There's much we don't (or can't?) know about the history of Venezuelan sets and distribution. Given their multitude of 1959 efforts stateside, it appears Topps added this one more business deal overseas, perhaps to avoid complications with Cuba's new political climate.

IS THERE ANYTHING TOPPS DIDN'T DO IN 1959?

I'm starting to think they didn't dump 1952 high numbers into the ocean! But why get mired in a complicated truth, when an "aw shucks, we should have known better" story will do? :-)

5 comments:

James B. Anama said...

This is AMAZING!!! I always wondered about the Youth of America thing for Topps' ASRT. I did not know there were cards (those ARE cards...right?) used as ballots.

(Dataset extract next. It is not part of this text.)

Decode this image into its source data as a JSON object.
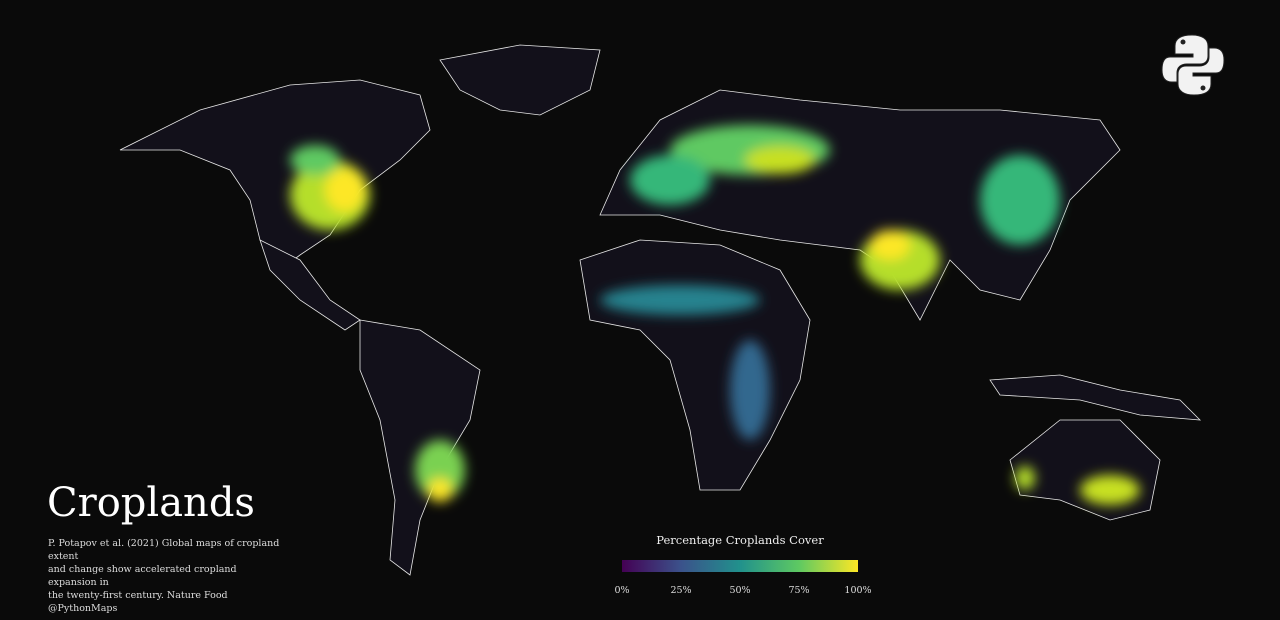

Thank you for writing this. Great history lesson.

Sincerely,

JayBee Anama
bdj610

Matthew Glidden said...

Thanks JayBee, glad you enjoyed it!

Those ASRT ballots were regular paper, much thinner than card stock. I believe that made them easier to distribute in batches to youth organizations. Unused ballots pop up sometimes online or in auctions.

Fuji said...

Okay. This post needs to be published in Beckett or whatever hobby publications are out there. Very informative. Okay... I'm off to see if I can find one of those 1959 Bazooka cards... or at least find pictures of them.

Matthew Glidden said...

Good luck, Fuji! Those 1959 Bazooka cards are great cards to pick up, if on the pricy side. And thanks for the kind words on the article. :-)

Fuji said...

Way out of my price range. Oh well... I'll have to settle for those Archives inserts.